I first learned about this technique from Douglas Eck (https://research.google/people/douglas-eck/), who used it for song clustering at Google. I remember him saying something about hashing and random vectors, and was puzzled because I figured that less random optimiztion would work better.

As a document clustering / dataset deduplication technique, how well does "throwing ML at the problem" (e.g. using a pre-trained LLM encoder to generate vector embeddings of your documents, and then sticking those vectors into a vector DB and doing k-means to cluster the vectors) compare, quality-wise and performance-wise, to these simpler discrete-algorithm methods?

In case the author is following this:

Typo:

It’s worth noticing that this definition is not in general transitive: we may well have three documents A,B,C such that S(A,B)≥S_{crit} and S(B,C)≥S_{crit} but S(A,B)<S _{crit}

That last S(A,B) should be S(A,C).

(Unless I'm very much mistaken ... and I could be)

I had to do this with sport teams but I used levenshtein for the names. I ended up creating a vector with other data (country, gender) and using that vector to calculate the distance (similarity).
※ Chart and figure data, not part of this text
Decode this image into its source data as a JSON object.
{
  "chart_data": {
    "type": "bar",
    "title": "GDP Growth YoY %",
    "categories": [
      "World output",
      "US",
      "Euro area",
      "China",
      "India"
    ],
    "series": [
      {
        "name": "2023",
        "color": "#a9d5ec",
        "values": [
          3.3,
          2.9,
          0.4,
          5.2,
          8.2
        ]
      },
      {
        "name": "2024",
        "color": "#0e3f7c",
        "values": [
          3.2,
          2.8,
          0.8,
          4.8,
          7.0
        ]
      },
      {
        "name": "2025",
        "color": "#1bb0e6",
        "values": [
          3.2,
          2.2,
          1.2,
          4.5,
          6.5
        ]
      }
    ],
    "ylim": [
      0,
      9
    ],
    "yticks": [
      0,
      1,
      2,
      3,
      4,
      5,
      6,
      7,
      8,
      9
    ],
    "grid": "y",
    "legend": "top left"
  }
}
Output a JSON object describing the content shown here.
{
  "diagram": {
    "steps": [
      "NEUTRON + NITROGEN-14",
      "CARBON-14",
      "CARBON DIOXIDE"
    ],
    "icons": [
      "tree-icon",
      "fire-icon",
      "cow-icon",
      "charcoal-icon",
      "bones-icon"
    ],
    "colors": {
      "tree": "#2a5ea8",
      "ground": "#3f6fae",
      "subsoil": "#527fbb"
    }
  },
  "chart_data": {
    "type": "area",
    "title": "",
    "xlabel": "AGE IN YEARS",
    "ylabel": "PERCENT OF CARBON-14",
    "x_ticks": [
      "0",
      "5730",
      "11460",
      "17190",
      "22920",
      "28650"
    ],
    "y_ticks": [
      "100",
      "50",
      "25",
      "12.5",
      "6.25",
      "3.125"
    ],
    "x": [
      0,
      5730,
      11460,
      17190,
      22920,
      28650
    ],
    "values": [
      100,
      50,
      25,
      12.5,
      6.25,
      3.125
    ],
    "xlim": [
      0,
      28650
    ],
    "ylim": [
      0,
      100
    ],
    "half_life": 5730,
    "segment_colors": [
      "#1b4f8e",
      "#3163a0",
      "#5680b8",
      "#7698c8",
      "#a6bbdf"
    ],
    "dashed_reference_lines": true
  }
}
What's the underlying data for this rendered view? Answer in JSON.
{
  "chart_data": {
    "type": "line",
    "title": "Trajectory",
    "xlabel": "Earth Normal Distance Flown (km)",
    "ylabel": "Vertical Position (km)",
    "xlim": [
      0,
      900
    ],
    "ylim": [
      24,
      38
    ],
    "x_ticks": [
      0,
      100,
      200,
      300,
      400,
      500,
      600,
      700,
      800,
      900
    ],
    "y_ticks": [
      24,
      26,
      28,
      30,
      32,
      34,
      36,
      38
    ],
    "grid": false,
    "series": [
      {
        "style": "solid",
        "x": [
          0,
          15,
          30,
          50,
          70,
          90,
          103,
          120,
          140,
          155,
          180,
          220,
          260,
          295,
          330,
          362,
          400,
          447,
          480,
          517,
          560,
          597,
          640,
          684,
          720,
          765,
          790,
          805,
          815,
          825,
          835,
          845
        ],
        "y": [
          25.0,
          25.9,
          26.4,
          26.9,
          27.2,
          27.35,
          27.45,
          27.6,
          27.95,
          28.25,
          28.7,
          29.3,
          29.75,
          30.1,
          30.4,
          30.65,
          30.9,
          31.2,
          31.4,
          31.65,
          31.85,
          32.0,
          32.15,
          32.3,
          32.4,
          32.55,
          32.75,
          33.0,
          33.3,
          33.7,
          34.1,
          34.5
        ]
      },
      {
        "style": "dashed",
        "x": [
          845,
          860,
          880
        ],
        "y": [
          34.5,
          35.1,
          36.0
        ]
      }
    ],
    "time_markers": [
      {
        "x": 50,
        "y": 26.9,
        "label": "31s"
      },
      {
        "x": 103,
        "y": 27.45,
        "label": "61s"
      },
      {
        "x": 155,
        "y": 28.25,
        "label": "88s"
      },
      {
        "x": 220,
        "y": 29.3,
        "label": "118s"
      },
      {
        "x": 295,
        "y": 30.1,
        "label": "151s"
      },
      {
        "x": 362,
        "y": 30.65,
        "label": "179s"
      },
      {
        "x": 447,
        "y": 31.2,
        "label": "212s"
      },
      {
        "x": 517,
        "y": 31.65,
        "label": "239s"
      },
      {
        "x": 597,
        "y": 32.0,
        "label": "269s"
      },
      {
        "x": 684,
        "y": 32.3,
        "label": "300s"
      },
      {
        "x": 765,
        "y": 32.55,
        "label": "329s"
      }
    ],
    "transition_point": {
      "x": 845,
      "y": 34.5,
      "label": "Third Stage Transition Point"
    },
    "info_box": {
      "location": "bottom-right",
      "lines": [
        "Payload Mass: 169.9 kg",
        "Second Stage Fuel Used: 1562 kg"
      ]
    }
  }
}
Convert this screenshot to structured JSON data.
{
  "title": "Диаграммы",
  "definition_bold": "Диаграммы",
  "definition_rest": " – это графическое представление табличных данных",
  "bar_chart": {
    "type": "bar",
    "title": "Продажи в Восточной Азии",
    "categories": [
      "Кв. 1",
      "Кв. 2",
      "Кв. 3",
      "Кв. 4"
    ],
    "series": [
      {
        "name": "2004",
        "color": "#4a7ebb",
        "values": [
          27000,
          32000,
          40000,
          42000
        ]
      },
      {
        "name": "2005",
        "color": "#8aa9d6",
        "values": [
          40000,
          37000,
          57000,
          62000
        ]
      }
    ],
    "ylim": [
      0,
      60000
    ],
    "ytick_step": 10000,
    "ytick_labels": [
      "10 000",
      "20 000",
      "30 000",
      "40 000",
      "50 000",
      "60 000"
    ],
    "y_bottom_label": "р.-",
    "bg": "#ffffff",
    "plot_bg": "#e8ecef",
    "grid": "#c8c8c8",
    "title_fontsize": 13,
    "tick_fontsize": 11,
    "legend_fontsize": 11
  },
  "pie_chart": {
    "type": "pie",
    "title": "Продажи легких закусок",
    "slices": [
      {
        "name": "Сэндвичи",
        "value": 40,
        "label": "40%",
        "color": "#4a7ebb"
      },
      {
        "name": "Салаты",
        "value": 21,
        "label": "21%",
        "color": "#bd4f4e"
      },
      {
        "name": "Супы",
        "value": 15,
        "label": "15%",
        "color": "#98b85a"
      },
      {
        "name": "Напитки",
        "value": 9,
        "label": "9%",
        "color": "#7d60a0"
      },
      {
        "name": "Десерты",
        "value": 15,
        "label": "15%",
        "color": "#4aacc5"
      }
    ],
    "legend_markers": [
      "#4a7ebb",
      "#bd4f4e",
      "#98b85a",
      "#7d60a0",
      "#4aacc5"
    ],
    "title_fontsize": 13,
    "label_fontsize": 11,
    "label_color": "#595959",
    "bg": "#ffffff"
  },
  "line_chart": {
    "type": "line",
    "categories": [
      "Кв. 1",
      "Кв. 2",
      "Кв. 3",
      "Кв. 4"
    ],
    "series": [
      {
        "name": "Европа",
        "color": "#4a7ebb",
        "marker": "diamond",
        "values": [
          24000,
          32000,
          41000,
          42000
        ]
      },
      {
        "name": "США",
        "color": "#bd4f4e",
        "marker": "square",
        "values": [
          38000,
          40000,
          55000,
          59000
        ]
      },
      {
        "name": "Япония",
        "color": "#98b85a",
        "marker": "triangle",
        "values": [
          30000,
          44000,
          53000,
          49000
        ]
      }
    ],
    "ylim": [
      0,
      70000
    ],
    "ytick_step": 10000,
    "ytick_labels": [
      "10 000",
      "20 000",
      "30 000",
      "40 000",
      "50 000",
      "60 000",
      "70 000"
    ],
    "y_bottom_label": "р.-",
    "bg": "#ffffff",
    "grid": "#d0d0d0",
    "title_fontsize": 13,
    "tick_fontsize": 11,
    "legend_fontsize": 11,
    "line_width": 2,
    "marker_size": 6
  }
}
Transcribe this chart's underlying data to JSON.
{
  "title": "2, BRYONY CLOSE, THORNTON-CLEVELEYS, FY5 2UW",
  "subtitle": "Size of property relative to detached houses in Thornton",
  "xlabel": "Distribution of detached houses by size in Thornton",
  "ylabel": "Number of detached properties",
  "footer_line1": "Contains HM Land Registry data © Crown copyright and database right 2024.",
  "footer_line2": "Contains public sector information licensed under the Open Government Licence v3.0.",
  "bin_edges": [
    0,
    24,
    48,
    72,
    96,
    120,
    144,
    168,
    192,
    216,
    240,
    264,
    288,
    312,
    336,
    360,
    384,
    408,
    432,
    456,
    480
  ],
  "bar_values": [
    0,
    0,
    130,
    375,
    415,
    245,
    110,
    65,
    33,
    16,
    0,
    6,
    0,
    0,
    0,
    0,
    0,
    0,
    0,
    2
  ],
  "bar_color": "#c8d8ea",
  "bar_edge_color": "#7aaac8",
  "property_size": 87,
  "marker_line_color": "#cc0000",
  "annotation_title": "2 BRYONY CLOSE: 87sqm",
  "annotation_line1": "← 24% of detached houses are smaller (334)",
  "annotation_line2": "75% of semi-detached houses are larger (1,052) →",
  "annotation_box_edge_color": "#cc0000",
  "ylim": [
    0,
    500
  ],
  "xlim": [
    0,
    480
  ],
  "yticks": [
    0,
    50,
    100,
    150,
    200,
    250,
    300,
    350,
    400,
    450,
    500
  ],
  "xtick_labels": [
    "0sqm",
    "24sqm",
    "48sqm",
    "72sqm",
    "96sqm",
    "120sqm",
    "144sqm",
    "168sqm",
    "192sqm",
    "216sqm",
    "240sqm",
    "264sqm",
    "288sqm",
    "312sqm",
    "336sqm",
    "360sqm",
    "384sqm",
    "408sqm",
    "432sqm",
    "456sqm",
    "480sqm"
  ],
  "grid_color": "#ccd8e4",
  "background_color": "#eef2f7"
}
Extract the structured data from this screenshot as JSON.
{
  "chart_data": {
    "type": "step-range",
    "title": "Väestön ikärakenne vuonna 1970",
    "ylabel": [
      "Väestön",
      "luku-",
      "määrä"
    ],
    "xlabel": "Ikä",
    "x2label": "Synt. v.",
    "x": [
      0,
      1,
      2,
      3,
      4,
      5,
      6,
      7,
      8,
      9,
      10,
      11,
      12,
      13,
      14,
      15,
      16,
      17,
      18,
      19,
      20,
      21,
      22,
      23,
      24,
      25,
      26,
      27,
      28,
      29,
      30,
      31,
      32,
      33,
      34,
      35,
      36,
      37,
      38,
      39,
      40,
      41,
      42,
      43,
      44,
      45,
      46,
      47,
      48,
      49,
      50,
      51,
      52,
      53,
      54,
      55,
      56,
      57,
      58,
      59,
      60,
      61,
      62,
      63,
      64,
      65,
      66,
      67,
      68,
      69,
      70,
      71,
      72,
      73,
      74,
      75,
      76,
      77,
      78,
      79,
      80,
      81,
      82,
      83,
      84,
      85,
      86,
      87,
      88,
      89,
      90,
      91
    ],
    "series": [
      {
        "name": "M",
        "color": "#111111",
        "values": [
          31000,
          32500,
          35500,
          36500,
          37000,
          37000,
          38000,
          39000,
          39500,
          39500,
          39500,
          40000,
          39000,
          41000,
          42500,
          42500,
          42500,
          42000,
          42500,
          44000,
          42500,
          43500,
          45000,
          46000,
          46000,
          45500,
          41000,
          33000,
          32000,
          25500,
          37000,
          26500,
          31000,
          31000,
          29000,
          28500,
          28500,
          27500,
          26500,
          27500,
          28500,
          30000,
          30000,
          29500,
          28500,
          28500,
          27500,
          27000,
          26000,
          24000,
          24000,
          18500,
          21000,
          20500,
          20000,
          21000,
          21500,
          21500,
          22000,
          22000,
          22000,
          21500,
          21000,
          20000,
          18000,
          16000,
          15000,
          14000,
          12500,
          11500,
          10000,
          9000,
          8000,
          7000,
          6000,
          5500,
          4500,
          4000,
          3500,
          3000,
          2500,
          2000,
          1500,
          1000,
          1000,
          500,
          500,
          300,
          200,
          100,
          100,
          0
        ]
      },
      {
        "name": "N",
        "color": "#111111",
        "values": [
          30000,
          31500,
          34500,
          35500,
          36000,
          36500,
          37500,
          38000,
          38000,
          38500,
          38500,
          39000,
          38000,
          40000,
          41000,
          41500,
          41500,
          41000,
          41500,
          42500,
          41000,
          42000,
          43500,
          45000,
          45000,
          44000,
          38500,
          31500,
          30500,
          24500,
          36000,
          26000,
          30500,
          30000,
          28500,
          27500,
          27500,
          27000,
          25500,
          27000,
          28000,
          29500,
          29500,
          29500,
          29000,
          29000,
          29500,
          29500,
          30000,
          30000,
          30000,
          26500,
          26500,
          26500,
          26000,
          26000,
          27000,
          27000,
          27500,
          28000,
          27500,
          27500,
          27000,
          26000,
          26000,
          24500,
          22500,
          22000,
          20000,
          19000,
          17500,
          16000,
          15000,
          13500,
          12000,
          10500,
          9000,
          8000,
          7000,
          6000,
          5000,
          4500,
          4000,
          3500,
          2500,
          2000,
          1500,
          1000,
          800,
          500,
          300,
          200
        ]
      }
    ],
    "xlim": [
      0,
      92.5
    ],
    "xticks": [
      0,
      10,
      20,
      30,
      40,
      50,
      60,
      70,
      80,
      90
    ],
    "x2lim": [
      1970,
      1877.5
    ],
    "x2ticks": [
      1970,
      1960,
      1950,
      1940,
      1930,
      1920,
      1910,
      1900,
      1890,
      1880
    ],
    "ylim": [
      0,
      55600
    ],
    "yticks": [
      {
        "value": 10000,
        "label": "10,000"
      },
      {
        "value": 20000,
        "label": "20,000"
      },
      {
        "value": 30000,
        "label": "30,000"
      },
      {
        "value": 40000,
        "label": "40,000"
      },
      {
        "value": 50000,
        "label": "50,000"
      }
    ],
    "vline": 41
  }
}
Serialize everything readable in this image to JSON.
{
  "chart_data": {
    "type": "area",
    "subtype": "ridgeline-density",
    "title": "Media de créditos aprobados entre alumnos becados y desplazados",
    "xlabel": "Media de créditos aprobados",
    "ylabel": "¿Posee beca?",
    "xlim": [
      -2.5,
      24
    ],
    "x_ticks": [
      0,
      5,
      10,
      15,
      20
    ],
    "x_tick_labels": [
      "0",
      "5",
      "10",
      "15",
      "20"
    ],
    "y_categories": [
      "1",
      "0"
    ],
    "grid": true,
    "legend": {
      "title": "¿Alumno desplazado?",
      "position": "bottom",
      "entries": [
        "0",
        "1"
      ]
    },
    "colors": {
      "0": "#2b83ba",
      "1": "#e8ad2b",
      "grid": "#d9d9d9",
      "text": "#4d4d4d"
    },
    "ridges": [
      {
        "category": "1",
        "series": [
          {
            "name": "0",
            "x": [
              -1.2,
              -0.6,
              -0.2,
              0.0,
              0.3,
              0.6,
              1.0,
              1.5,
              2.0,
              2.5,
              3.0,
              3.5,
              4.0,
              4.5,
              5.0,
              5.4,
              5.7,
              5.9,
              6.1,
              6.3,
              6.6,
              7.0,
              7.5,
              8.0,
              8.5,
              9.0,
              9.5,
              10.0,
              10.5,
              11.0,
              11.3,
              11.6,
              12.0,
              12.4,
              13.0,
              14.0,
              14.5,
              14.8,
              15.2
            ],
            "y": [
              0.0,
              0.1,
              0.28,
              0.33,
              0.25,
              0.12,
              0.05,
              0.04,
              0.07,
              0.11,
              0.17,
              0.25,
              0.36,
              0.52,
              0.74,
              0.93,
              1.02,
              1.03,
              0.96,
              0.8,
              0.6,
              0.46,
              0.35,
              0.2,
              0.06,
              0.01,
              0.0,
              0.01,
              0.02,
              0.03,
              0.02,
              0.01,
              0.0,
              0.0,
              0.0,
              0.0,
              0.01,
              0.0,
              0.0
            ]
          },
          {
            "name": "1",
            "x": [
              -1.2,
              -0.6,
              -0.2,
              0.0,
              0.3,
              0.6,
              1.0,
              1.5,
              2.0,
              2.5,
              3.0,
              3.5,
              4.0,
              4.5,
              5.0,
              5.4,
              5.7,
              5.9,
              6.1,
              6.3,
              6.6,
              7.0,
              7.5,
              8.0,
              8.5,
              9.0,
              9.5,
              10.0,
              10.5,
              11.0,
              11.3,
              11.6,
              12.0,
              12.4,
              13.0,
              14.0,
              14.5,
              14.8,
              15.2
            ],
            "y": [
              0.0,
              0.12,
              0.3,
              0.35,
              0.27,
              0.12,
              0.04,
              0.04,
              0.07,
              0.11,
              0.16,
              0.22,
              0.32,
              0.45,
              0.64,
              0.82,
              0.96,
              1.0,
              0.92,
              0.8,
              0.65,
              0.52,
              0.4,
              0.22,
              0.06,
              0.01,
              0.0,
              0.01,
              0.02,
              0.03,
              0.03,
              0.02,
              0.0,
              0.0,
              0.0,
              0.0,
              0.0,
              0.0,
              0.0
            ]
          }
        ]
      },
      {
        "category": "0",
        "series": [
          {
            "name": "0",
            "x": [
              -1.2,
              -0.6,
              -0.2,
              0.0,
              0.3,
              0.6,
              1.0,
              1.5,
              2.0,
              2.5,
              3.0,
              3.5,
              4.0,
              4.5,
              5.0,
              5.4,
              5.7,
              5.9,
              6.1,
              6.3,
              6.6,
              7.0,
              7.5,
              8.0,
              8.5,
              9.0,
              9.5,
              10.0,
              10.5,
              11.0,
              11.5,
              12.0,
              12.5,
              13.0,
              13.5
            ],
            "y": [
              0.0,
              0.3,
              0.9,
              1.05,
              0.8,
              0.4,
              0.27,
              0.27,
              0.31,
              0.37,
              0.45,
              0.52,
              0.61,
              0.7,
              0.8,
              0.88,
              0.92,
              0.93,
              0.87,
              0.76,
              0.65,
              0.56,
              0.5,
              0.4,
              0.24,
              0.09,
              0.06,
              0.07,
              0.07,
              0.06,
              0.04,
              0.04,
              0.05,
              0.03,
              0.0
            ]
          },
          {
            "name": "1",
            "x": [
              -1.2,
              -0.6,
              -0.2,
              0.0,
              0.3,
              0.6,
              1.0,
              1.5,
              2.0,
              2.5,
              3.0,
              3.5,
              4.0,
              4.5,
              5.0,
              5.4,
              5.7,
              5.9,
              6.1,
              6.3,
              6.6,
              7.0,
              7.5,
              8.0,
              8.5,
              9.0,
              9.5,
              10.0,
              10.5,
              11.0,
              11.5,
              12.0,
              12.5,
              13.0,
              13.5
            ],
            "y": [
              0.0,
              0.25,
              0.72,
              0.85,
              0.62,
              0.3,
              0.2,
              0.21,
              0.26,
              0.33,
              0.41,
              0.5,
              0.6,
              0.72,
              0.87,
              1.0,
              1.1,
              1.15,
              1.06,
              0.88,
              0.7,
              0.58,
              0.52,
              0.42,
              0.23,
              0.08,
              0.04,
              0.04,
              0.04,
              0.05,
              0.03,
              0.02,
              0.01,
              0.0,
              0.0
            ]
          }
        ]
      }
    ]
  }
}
there was a really simple string sort by similarity oneliner I can't find in my history, but the basic idea was to take a wordlist, split each word in half, reverse the halves, concatenate them back together, sort the resulting strings, then flip the strings back to their original words.

this simple shuffle was a poor man's similarity sort that I used to find sound-alike words. the thing about the quality of similarity is that it's hard to know for sure if it worked, but this was sufficient.

Do the minhash-based algorithms in the article give exactly the same results (but faster) as pairwise calculation of J(a, b), or are the minhash-based results approximate?